Belfast Telegraph

Jobs cull means we've too few staff to meet community: minister

By Noel McAdam

Officials have less time for face-to-face meetings with community leaders because of the civil service jobs cull, a Stormont minister has claimed.

Infrastructure Minister Chris Hazzard said the ongoing voluntary exit scheme meant there were fewer staff available to attend such meetings.

He spoke out after a planned meeting between a community association in Magheralin, near Moira, and Transport NI about road safety concerns fell through.

UUP MLA Jo-Anne Dobson said it was "incredible" the Sinn Fein Minister had suggested that contact with community groups could be confined to telephone calls and correspondence.

"Community groups make a massive contribution to the lives of so many families in their areas and always have the best interests of their community at heart, no more so than in isolated rural communities," she added.

The Upper Bann MLA also expressed her surprise that the meeting with the organisation had fallen through and dismissed the minister's comments as mere excuses.

"I am concerned that this sets a worrying trend where the voices of community groups will be left outside the decision-making process, rather than being encouraged and embraced as the best way to meet the needs and address the concerns of rural communities," she said.

"Over the years I have facilitated a considerable number of site meetings between community groups and government departments at which we have often achieved the best results - results which all too often would not be achieved through initial correspondence.

"Site meetings are usually the final resort when written correspondence has been exhausted. I am therefore concerned that the voluntary exit scheme is being used as a convenient excuse.
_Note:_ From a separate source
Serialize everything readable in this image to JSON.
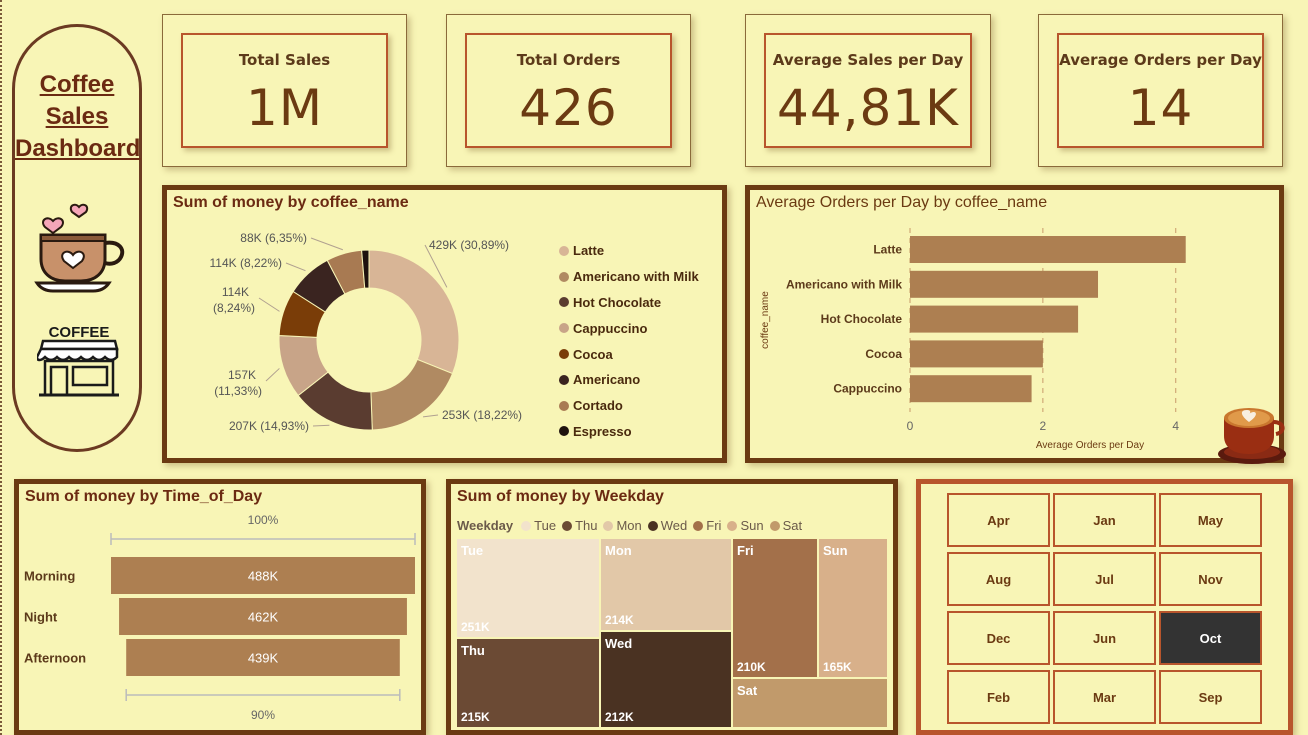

"(It is) keeping officials chained to their desks, rather than allowing them to engage with those they are employed to serve - the general public."

In a written Assembly answer, Mr Hazzard said: "As a result of the voluntary exit scheme, there are fewer staff employed in my department's Transport NI, and as such there are fewer staff available to attend site meetings, including meetings with community representatives.

"Even though TransportNI staff may not be able to attend as many meetings as previously was the case, I do not believe this will reduce the impact of community groups as any issues raised at community group meetings can be brought to the attention of the relevant Transport NI section via correspondence or telephone communications."

In a letter, the Infrastructure Minister added: "Given that these issues have been dealt with previously, I do not feel that a site meeting is the most effective use of resources."

A statement from the Department of Infrastructure to the Belfast Telegraph read: "In situations where site meetings would provide no additional information or benefit, it is likely they will be declined by officials, given that the department is now operating with significantly fewer staff."